Thank you, 2024

 
 
 

Dear Younger Me,

Tomorrow is the last day to wake up in 2024, it has been a year of healing. Currently, I am so excited for 2025! This morning, I made a list of goals for the next six months and am expectant of watching those unfold. If you haven’t started action planning yet, maybe this can be your year. I’ve found that having the categories of relational, spiritual, physical, financial and leisure (others might include occupational and one day you might haha) help me break down what areas I want to be intentional with. Positive reinforcement has also been huge in successfully meeting those goals!

I mainly wanted to be vulnerable with you about the healing that’s taken place this year. I know vulnerability can be scary/uncomfortable due to your past experiences. I am sorry for the times individuals didn’t handle your heart with care when you needed it. They are human and we all miss moments of loving each other well. Take the good and bad examples of what is or isn’t beneficial so that you hopefully can be an example of love to your neighbor! 

A couple ways I was loved well this year were in safe spaces. I learned in the right environment is where I grow best. If something has been wounded then it needs the space to regrow and repair itself and that’s what happened to my heart this year. 
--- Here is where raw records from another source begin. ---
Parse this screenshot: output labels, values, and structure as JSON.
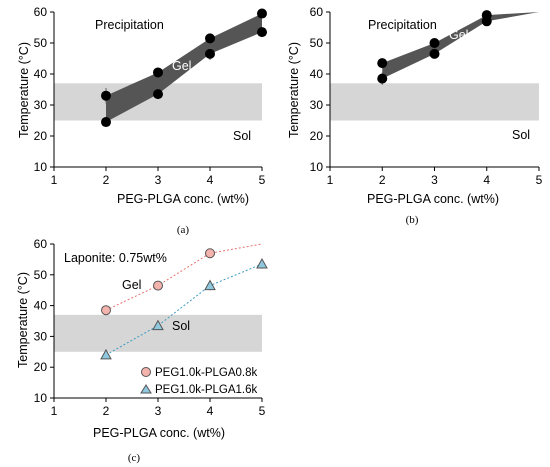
{
  "colors": {
    "band": "#d6d6d6",
    "gel_fill": "#555555",
    "marker": "#000000",
    "series_red": "#e8736f",
    "series_red_fill": "#f4b3ad",
    "series_blue": "#3d9cc4",
    "series_blue_fill": "#8fc8de",
    "axis": "#000000"
  },
  "chart_data": [
    {
      "type": "line",
      "caption": "(a)",
      "xlabel": "PEG-PLGA conc. (wt%)",
      "ylabel": "Temperature (°C)",
      "xlim": [
        1,
        5
      ],
      "ylim": [
        10,
        60
      ],
      "x_ticks": [
        "1",
        "2",
        "3",
        "4",
        "5"
      ],
      "y_ticks": [
        "10",
        "20",
        "30",
        "40",
        "50",
        "60"
      ],
      "grid": false,
      "shaded_band": [
        25,
        37
      ],
      "regions": {
        "precipitation": "Precipitation",
        "gel": "Gel",
        "sol": "Sol"
      },
      "series": [
        {
          "role": "upper",
          "x": [
            2,
            3,
            4,
            5
          ],
          "y": [
            33,
            40.5,
            51.5,
            59.5
          ],
          "err": [
            2.5,
            1,
            1.5,
            0.5
          ]
        },
        {
          "role": "lower",
          "x": [
            2,
            3,
            4,
            5
          ],
          "y": [
            24.5,
            33.5,
            46.5,
            53.5
          ],
          "err": [
            1.2,
            0.5,
            2,
            0.5
          ]
        }
      ]
    },
    {
      "type": "line",
      "caption": "(b)",
      "xlabel": "PEG-PLGA conc. (wt%)",
      "ylabel": "Temperature (°C)",
      "xlim": [
        1,
        5
      ],
      "ylim": [
        10,
        60
      ],
      "x_ticks": [
        "1",
        "2",
        "3",
        "4",
        "5"
      ],
      "y_ticks": [
        "10",
        "20",
        "30",
        "40",
        "50",
        "60"
      ],
      "grid": false,
      "shaded_band": [
        25,
        37
      ],
      "regions": {
        "precipitation": "Precipitation",
        "gel": "Gel",
        "sol": "Sol"
      },
      "series": [
        {
          "role": "upper",
          "x": [
            2,
            3,
            4,
            5
          ],
          "y": [
            43.5,
            50,
            59,
            60.5
          ],
          "err": [
            0.5,
            0.8,
            0.8,
            0
          ],
          "marker_count": 3
        },
        {
          "role": "lower",
          "x": [
            2,
            3,
            4,
            5
          ],
          "y": [
            38.5,
            46.5,
            57,
            60.5
          ],
          "err": [
            2,
            0.5,
            0.8,
            0
          ],
          "marker_count": 3
        }
      ]
    },
    {
      "type": "line",
      "caption": "(c)",
      "xlabel": "PEG-PLGA conc. (wt%)",
      "ylabel": "Temperature (°C)",
      "xlim": [
        1,
        5
      ],
      "ylim": [
        10,
        60
      ],
      "x_ticks": [
        "1",
        "2",
        "3",
        "4",
        "5"
      ],
      "y_ticks": [
        "10",
        "20",
        "30",
        "40",
        "50",
        "60"
      ],
      "grid": false,
      "shaded_band": [
        25,
        37
      ],
      "annotation": "Laponite: 0.75wt%",
      "regions": {
        "gel": "Gel",
        "sol": "Sol"
      },
      "legend_position": "bottom-right",
      "series": [
        {
          "name": "PEG1.0k-PLGA0.8k",
          "marker": "circle",
          "x": [
            2,
            3,
            4,
            5
          ],
          "y": [
            38.5,
            46.5,
            57,
            60
          ],
          "err": [
            1.5,
            0.8,
            0.5,
            0
          ],
          "marker_count": 3
        },
        {
          "name": "PEG1.0k-PLGA1.6k",
          "marker": "triangle",
          "x": [
            2,
            3,
            4,
            5
          ],
          "y": [
            24,
            33.5,
            46.5,
            53.5
          ],
          "err": [
            0.8,
            1,
            1.5,
            1.5
          ],
          "marker_count": 4
        }
      ]
    }
  ]
}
For me this has been in the context of relationships. I want to give others what I received this year, which was a space to let the rawness of my heart be seen. No filter was used to express the highlight of the day to the thoughts/pains causing me discomfort. In that I established who are core individuals that I could let them see it all, be heard and be known. Once I felt known is where I felt I could be confident again in the parts of me that shine. Once I felt known is where I felt I didn’t have to be alone in the areas that I desired to grow in. Some of the greatest gifts I believe have ever received from another person have been being seen, heard and known. Through that combination, I have experienced feeling loved for every part of me and the environment my heart needs to grow. I hope everyone can experience the love my heart has had this past year. I hope everyone has or finds safe spaces. I hope I can be the example of love to others that I have received. 

So many things happen in a year, a month, a week and a day. I hope you take time to hold onto what made you feel loved today and continue to write about those things. Before you know it, it will be hard to see anything else. Everyday has been filled with blessings, some obvious and others in disguise. Sometimes it’s a note of appreciation and other times it’s having a hard conversation that’s uncomfortable at the time, but you realize it is strengthening your relationship and that far outweighs the uncomfortability that lasts for a moment. 

When I look back at 2024, all I can say is thank you. 

What do you think when you look back on your year? What do you need to have a safe space to grow? Where do you want to go in the year to come?